Daviz Simango é líder da segunda maior força da oposição: "Sinto-me muito triste e indignado, sobretudo, devido a um assassinato brutal, macabro e cobarde. Não se pode admitir que, numa sociedade como a nossa, as pessoas usem instrumentos bélicos para tirarem a vida a seja lá quem for. Portanto, nós condenamos esse ato macabro."
E o líder do MDM está a contar com resultados da polícia: "Por outro lado instamos as autoridades a tomarem as diligências necessárias no sentido de descobrirem o que aconteceu e naturalmente responsabilizar o criminoso perante a justiça. Por outro lado queremos condenar todos os atos de desinformação a volta do MDM, o partido tem muito interesse em saber o que aconteceu e vais estar do lado da verdade e da justiça para que se esclareça o que terá acontecido."

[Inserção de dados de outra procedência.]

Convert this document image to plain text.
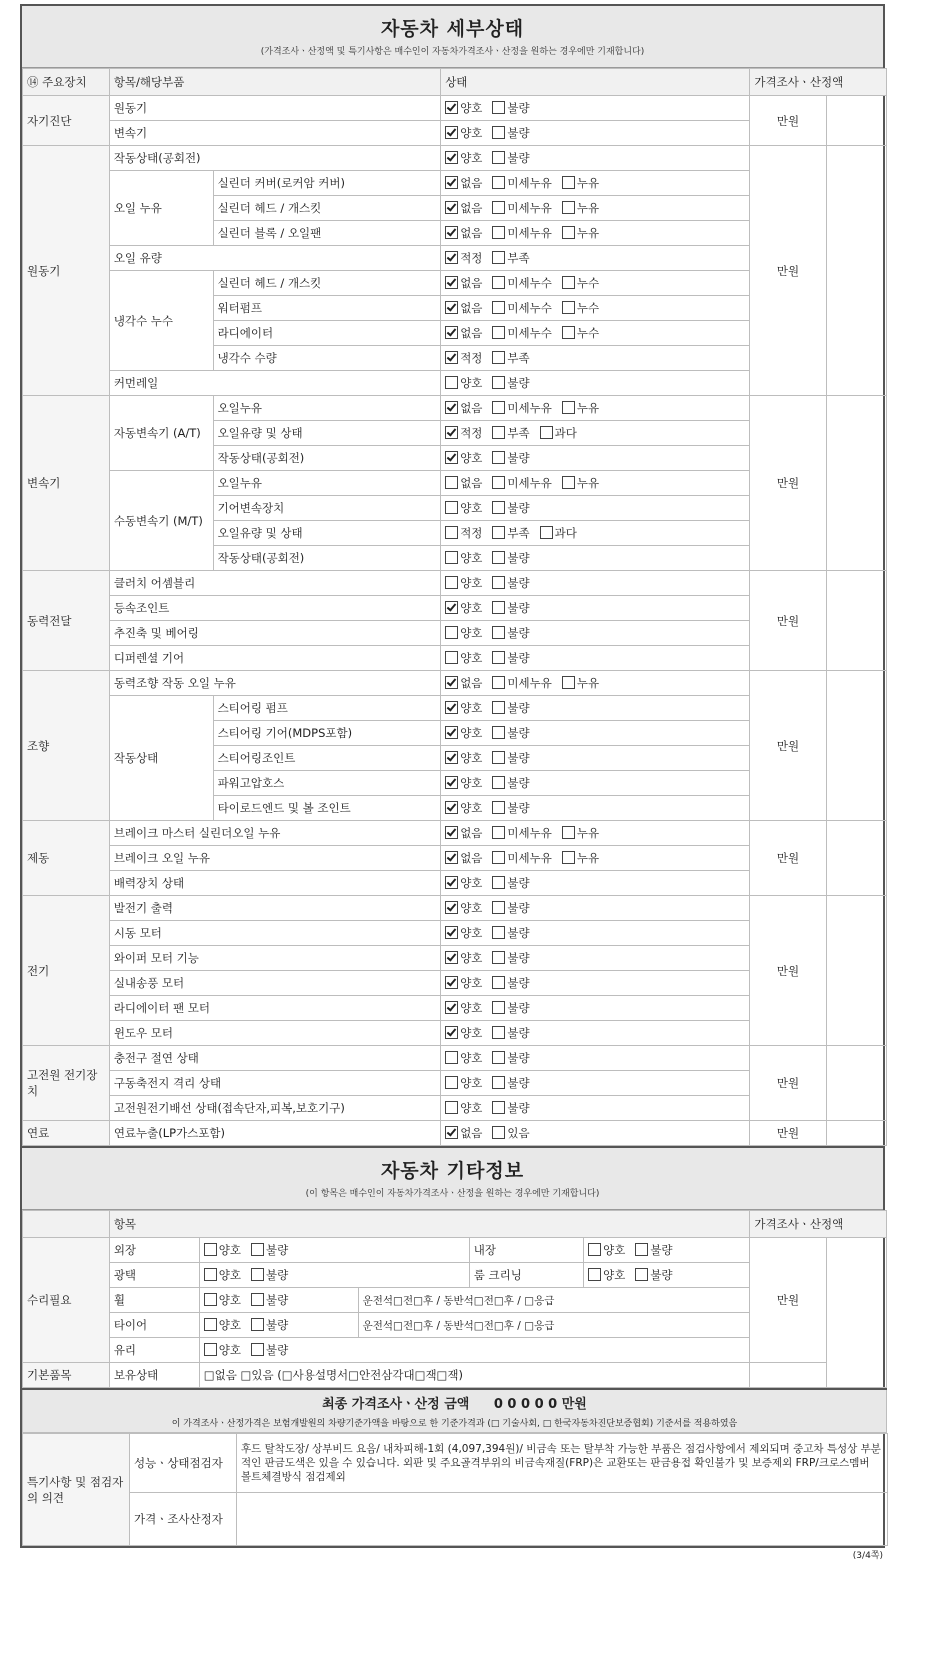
자동차 세부상태

(가격조사ㆍ산정액 및 특기사항은 매수인이 자동차가격조사ㆍ산정을 원하는 경우에만 기재합니다)

⑭ 주요장치	항목/해당부품		상태	가격조사ㆍ산정액	
자기진단	원동기		양호 불량	만원	
	변속기		양호 불량		
원동기	작동상태(공회전)		양호 불량	만원	
	오일 누유	실린더 커버(로커암 커버)	없음 미세누유 누유		
		실린더 헤드 / 개스킷	없음 미세누유 누유		
		실린더 블록 / 오일팬	없음 미세누유 누유		
	오일 유량		적정 부족		
	냉각수 누수	실린더 헤드 / 개스킷	없음 미세누수 누수		
		워터펌프	없음 미세누수 누수		
		라디에이터	없음 미세누수 누수		
		냉각수 수량	적정 부족		
	커먼레일		양호 불량		
변속기	자동변속기 (A/T)	오일누유	없음 미세누유 누유	만원	
		오일유량 및 상태	적정 부족 과다		
		작동상태(공회전)	양호 불량		
	수동변속기 (M/T)	오일누유	없음 미세누유 누유		
		기어변속장치	양호 불량		
		오일유량 및 상태	적정 부족 과다		
		작동상태(공회전)	양호 불량		
동력전달	클러치 어셈블리		양호 불량	만원	
	등속조인트		양호 불량		
	추진축 및 베어링		양호 불량		
	디퍼렌셜 기어		양호 불량		
조향	동력조향 작동 오일 누유		없음 미세누유 누유	만원	
	작동상태	스티어링 펌프	양호 불량		
		스티어링 기어(MDPS포함)	양호 불량		
		스티어링조인트	양호 불량		
		파워고압호스	양호 불량		
		타이로드엔드 및 볼 조인트	양호 불량		
제동	브레이크 마스터 실린더오일 누유		없음 미세누유 누유	만원	
	브레이크 오일 누유		없음 미세누유 누유		
	배력장치 상태		양호 불량		
전기	발전기 출력		양호 불량	만원	
	시동 모터		양호 불량		
	와이퍼 모터 기능		양호 불량		
	실내송풍 모터		양호 불량		
	라디에이터 팬 모터		양호 불량		
	윈도우 모터		양호 불량		
고전원 전기장치	충전구 절연 상태		양호 불량	만원	
	구동축전지 격리 상태		양호 불량		
	고전원전기배선 상태(접속단자,피복,보호기구)		양호 불량		
연료	연료누출(LP가스포함)		없음 있음	만원	
자동차 기타정보

(이 항목은 매수인이 자동차가격조사ㆍ산정을 원하는 경우에만 기재합니다)

	항목					가격조사ㆍ산정액	
수리필요	외장	양호 불량		내장	양호 불량	만원	
	광택	양호 불량		룸 크리닝	양호 불량		
	휠	양호 불량	운전석□전□후 / 동반석□전□후 / □응급				
	타이어	양호 불량	운전석□전□후 / 동반석□전□후 / □응급				
	유리	양호 불량					
기본품목	보유상태	□없음 □있음 (□사용설명서□안전삼각대□잭□잭)					
최종 가격조사ㆍ산정 금액 0 0 0 0 0 만원
이 가격조사ㆍ산정가격은 보험개발원의 차량기준가액을 바탕으로 한 기준가격과 (□ 기술사회, □ 한국자동차진단보증협회) 기준서를 적용하였음
특기사항 및 점검자의 의견	성능ㆍ상태점검자	후드 탈착도장/ 상부비드 요음/ 내차피해-1회 (4,097,394원)/ 비금속 또는 탈부착 가능한 부품은 점검사항에서 제외되며 중고차 특성상 부분적인 판금도색은 있을 수 있습니다. 외판 및 주요골격부위의 비금속재질(FRP)은 교환또는 판금용접 확인불가 및 보증제외 FRP/크로스멤버 볼트체결방식 점검제외
	가격ㆍ조사산정자	
(3/4쪽)
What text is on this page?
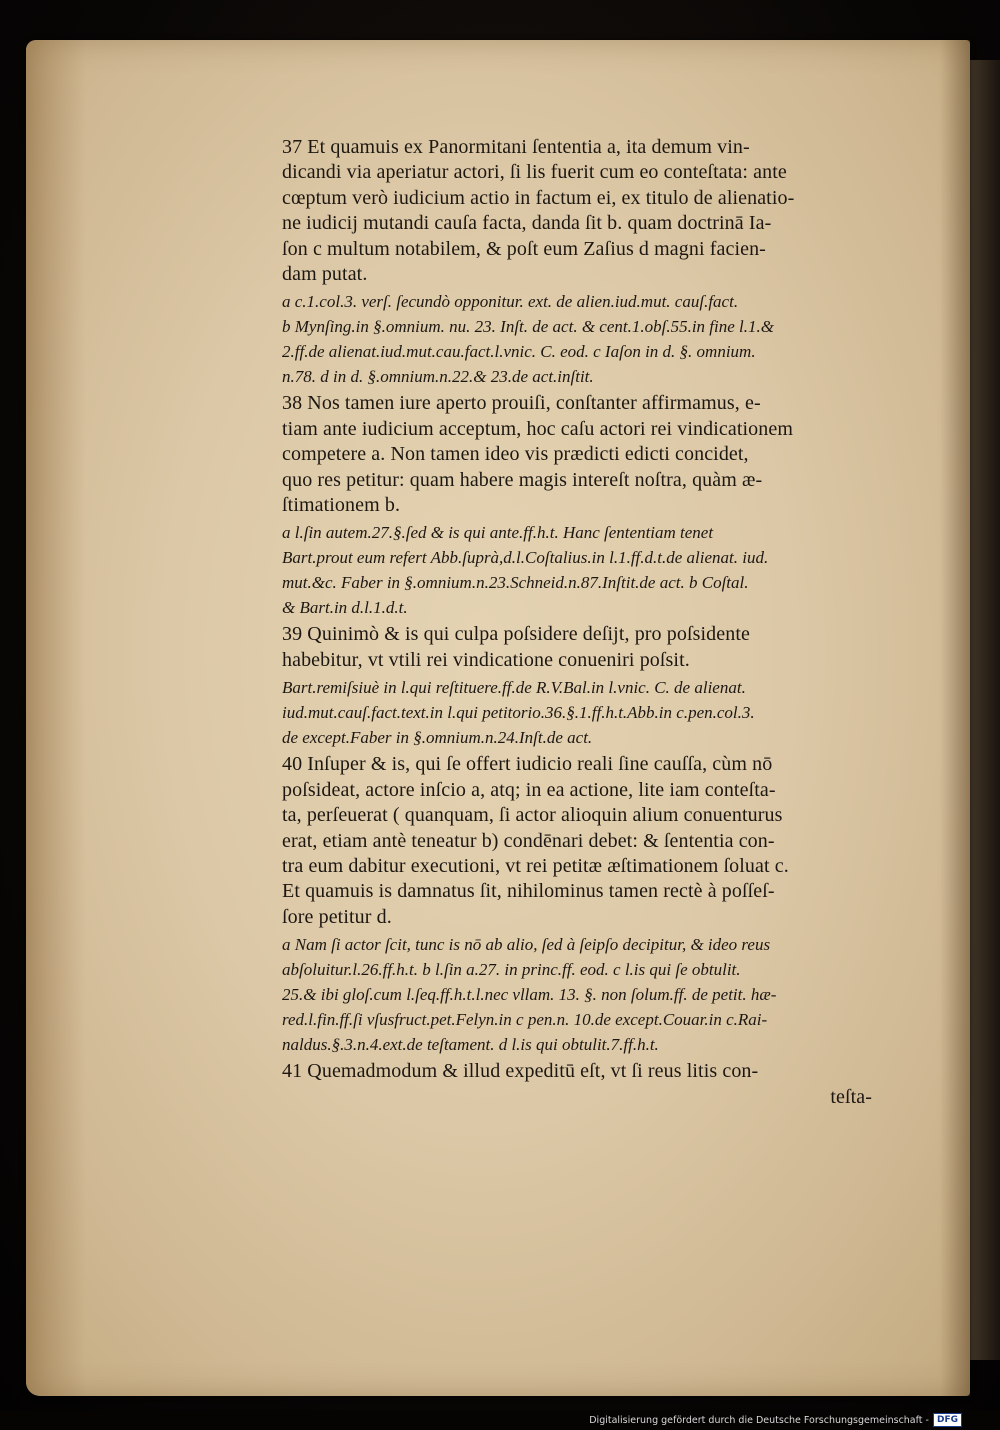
37 Et quamuis ex Panormitani ſententia a, ita demum vin-
dicandi via aperiatur actori, ſi lis fuerit cum eo conteſtata: ante
cœptum verò iudicium actio in factum ei, ex titulo de alienatio-
ne iudicij mutandi cauſa facta, danda ſit b. quam doctrinā Ia-
ſon c multum notabilem, & poſt eum Zaſius d magni facien-
dam putat.
a c.1.col.3. verſ. ſecundò opponitur. ext. de alien.iud.mut. cauſ.fact.
b Mynſing.in §.omnium. nu. 23. Inſt. de act. & cent.1.obſ.55.in fine l.1.&
2.ff.de alienat.iud.mut.cau.fact.l.vnic. C. eod. c Iaſon in d. §. omnium.
n.78. d in d. §.omnium.n.22.& 23.de act.inſtit.
38 Nos tamen iure aperto prouiſi, conſtanter affirmamus, e-
tiam ante iudicium acceptum, hoc caſu actori rei vindicationem
competere a. Non tamen ideo vis prædicti edicti concidet,
quo res petitur: quam habere magis intereſt noſtra, quàm æ-
ſtimationem b.
a l.ſin autem.27.§.ſed & is qui ante.ff.h.t. Hanc ſententiam tenet
Bart.prout eum refert Abb.ſuprà,d.l.Coſtalius.in l.1.ff.d.t.de alienat. iud.
mut.&c. Faber in §.omnium.n.23.Schneid.n.87.Inſtit.de act. b Coſtal.
& Bart.in d.l.1.d.t.
39 Quinimò & is qui culpa poſsidere deſijt, pro poſsidente
habebitur, vt vtili rei vindicatione conueniri poſsit.
Bart.remiſsiuè in l.qui reſtituere.ff.de R.V.Bal.in l.vnic. C. de alienat.
iud.mut.cauſ.fact.text.in l.qui petitorio.36.§.1.ff.h.t.Abb.in c.pen.col.3.
de except.Faber in §.omnium.n.24.Inſt.de act.
40 Inſuper & is, qui ſe offert iudicio reali ſine cauſſa, cùm nō
poſsideat, actore inſcio a, atq; in ea actione, lite iam conteſta-
ta, perſeuerat ( quanquam, ſi actor alioquin alium conuenturus
erat, etiam antè teneatur b) condēnari debet: & ſententia con-
tra eum dabitur executioni, vt rei petitæ æſtimationem ſoluat c.
Et quamuis is damnatus ſit, nihilominus tamen rectè à poſſeſ-
ſore petitur d.
a Nam ſi actor ſcit, tunc is nō ab alio, ſed à ſeipſo decipitur, & ideo reus
abſoluitur.l.26.ff.h.t. b l.ſin a.27. in princ.ff. eod. c l.is qui ſe obtulit.
25.& ibi gloſ.cum l.ſeq.ff.h.t.l.nec vllam. 13. §. non ſolum.ff. de petit. hæ-
red.l.fin.ff.ſi vſusfruct.pet.Felyn.in c pen.n. 10.de except.Couar.in c.Rai-
naldus.§.3.n.4.ext.de teſtament. d l.is qui obtulit.7.ff.h.t.
41 Quemadmodum & illud expeditū eſt, vt ſi reus litis con-
teſta-
Digitalisierung gefördert durch die Deutsche Forschungsgemeinschaft - DFG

Eleições autárquicas de 2018 já agitam...
O assassinato de Amurane acontece quando falta cerca de um ano para a realização de eleições autárquicas. E o MDM, que estava de relações cortadas com Amurane, é o único partido da oposição que conseguiu algo inédito: conquistar das mãos da FRELIMO três dos quatros municípios mais importantes do país.
A quem "suja" o assassinato de Amurane? Daviz Simango responde: "É preciso ver qual é a razão do ato, aí é que vamos chegar a questão a quem "suja". Mas, no fim do dia, a intenção é sempre desacreditar o MDM. O MDM é extremamente forte e nós vamos ao pleito eleitoral. Então, tudo o que se faz é tentar desacreditar o MDM."
Em Moçambique, há quem considere que o assassinato foi uma forma de silenciar uma voz crítica, alguém que não se conformava com a corrupção na gestão do seu Município e outras irregularidades. Mas terão sido a sua coragem e postura um motivo para o seu assassinato?
E que tal olhar para o setor empresarial de Nampula?
Silvestre Baessa, que trabalhou próximo de Amurane, responde colocando outra questão: "A quem preocupava a postura de Amurane? Amurane enquanto presidente desde o primeiro momento assumiu uma postura muito contrária ao que tem sido a tendência nacional. A tendência é de um discurso que não se transforma em prática. No caso de Amurane foi um discurso que se transformou em prática e é uma prática de integridade e de intolerância a corrupção. E tinha grande sentido de responsabilidade na gestão dos recursos dos municípios."
E o especialista em boa governação sublinha que há um outro setor que se sentiria incomodado com a postura de Amurane: "Ainda que não se concorde com isto, a postura de Amurane não só incomodava interesses instalados no Município, sobretudo interesses ligados à corrupção, mas também dentro do partido que era membro. E também de outros interesses do setor empresarial local que está muito habituado a práticas de corrupção e não só. E esse sistema de uma maneira geral. Eu não consigo encontrar argumentos que possam justificar uma ação dessa natureza."